— Все, что я рисовал, было совершеннейшей чушью, последнюю картину я уничтожил и беру абсолютно другой курс.
Так продолжалось вплоть до 1965 года. До этого художник пытался открыть свое собственное направление, углубляясь в свободный творческий поиск, не ограничивая его никакими рамками. Выполнил очень интересную картину: юноша играет девушке на скрипке, а вокруг нереальная экзотическая природа. Закончив работу, он не выдержал и по старой привычке разбил ее на треугольники. Была еще картина: каменный дом или какие-то уложенные друг на друга плиты; между ними ниши в коричневых и желтых тонах и сквозные глубокие просветы, в одном из которых, спиной к зрителю, согнувшись, сидела женщина.
Одно время Константин делал даже всевозможные цветовые коллажи. И хотя они были ценны своим стилистическим единством и специалисты отмечали среди них подлинные шедевры, Васильев отказался и от них: все пустил на абажуры или сжег.

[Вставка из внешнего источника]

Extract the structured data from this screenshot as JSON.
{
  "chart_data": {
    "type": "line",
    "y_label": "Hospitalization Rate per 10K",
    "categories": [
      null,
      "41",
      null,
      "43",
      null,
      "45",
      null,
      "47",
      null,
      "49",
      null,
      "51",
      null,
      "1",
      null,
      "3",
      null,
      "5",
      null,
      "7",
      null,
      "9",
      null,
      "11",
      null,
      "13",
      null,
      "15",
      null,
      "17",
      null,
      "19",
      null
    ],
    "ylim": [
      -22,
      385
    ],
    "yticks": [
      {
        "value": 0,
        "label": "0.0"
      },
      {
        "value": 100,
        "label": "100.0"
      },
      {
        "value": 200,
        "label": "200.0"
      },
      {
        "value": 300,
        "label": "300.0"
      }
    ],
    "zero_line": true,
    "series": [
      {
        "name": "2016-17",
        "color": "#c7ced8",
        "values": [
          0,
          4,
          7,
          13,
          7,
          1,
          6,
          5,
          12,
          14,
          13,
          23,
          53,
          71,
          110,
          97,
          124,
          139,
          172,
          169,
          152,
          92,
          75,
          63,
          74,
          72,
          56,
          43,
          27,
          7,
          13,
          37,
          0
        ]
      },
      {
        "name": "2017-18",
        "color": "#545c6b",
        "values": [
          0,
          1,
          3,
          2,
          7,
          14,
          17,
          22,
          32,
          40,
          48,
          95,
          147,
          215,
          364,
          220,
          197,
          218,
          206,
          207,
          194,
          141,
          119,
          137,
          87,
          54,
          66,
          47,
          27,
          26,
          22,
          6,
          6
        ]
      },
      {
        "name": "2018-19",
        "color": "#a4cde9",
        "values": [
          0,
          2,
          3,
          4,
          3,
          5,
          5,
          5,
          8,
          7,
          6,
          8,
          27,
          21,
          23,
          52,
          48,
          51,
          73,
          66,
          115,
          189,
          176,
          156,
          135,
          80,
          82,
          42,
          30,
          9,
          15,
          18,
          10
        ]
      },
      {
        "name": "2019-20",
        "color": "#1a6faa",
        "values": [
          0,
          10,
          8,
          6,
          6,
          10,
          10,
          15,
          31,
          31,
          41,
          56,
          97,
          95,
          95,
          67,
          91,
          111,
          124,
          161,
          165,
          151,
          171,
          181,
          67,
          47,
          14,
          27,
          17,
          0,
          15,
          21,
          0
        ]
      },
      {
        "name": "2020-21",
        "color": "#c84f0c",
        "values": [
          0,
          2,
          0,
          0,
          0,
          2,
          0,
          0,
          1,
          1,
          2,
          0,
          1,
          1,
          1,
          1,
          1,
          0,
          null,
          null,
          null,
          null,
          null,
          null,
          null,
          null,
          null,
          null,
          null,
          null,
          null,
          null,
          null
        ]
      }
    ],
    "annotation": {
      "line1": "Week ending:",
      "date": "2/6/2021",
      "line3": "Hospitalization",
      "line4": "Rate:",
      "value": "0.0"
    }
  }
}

А то вдруг он начинал активно писать стихи, сопровождая ими свои новые работы, в основном графические. Подготовил интересную серию книжной графики по произведениям Мусы Джалиля и Фадеева. Рисунки эти выполнил с большой любовью, наклеил их на картон. Они долго были предметом восхищения товарищей и случайных зрителей. Но со временем рисунки погибли.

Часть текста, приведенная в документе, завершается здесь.